Они уж так настроились друг на друга, что Дик, захоти этого, мог бы расценить последнюю реплику как приглашение заговорить о том, что за сделку он тут заключил. Но Дик лишь молча шёл рядом.
— Если не соваться в советы по семейной жизни, — осторожно произнёс Док, — если б я кое-что быстренько проверил и нашёл бы какой-то подход, о котором ты, может, не подумал…
— Ничего личного, — это что, злость в голосе дрожит? — но это ты много чем не подумал. Хочешь проверять — проверяй, кто я, чтоб тебя останавливать, но, может, ты об этом пожалеешь.
Они дошли почти до ворот, и тени тут уже удлинялись. На пляже где-то сейчас и морской бриз начинает дуть в другую сторону.
— Я врубаюсь, ты хочешь меня с этого дела согнать, — сказал Док, — и кроме того, звонить тебе мне не стоило. Но послушай. Во что бы ты ни вляпался, я по-прежнему тут, снаружи. И перемещаться могу такими путями, которые тебе, возможно, и не…
— Я дальше сейчас не могу, — сказал Дик. Они остановились в абрикосом садике у ворот. — Так, давай мне халат.
Должно быть, Док на секунду отвёл взгляд от Дика. Где-то посреди вытряхивания из халата, или складывания его, или ещё чего-то одеянье выхватили у него из рук, взмахнули, как плащом фокусника, и когда Док посмотрел в то место, где был халат, Дик уже исчез.

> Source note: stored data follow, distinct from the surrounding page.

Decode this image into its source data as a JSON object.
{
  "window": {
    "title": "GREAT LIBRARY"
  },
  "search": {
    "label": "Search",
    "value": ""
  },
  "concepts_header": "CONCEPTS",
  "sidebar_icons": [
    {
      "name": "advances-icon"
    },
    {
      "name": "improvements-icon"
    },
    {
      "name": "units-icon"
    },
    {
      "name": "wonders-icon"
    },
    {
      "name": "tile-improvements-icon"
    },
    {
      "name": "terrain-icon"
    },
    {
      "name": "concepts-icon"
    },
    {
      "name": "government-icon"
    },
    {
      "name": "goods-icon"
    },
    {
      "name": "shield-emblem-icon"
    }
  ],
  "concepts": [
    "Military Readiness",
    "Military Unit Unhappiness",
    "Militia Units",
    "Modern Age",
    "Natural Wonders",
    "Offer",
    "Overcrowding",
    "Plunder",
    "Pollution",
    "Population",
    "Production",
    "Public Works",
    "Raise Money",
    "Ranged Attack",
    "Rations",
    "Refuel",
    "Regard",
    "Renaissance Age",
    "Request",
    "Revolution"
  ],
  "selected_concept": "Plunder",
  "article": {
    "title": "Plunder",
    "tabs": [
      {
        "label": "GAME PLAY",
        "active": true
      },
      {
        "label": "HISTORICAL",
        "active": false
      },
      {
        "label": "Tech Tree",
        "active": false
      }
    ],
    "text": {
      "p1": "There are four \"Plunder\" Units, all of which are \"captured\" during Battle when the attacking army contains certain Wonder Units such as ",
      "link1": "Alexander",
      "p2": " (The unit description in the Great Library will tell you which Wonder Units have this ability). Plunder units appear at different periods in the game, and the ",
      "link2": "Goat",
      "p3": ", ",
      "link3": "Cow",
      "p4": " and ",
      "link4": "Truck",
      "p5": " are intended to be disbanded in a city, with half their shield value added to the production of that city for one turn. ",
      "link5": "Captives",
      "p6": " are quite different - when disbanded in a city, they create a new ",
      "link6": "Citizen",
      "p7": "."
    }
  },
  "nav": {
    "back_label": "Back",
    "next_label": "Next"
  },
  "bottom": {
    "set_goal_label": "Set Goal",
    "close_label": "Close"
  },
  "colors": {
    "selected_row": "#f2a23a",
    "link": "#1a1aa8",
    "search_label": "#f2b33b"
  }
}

Док поехал обратно по 101-й и прибыл на уклон к Тысяче Дубов как раз вовремя, чтобы дать по тормозам — перед ним вдруг материализовался микрик-«фольксваген» в огурцах, набитый хихикающими торчками. Полосу обгона уже заполонили полуприцепы, старавшиеся объехать «фольк», поэтому ехать туда не имело смысла. Некогда терпение изменило бы Доку, но с возрастом и умудрённостью он стал понимать, что у этих транспортных средств никогда, блядь, и не было никакой компрессии — такие уж инженерные решения приняли давным-давно в Вольфсбурге. Он перешёл на понижающую передачу, дотянулся до ручки громкости на приёмнике, который играл «Со мной вчера случилось что-то» «Перекати-Камней», и прикинул, что когда доедет до верха, тогда и доедет. Само по себе это ништяк, но теперь у него образовалось время подумать о галстуке Мики, и он принялся размышлять о том, как именно он попал к этому гамадрилу, а также неизбежно припоминать рисованный портрет Шасты Фей — на спине, всю распяленную и влажную, а также, если он не ошибся, хоть видел картинку и очень мельком, ещё и собравшуюся кончить.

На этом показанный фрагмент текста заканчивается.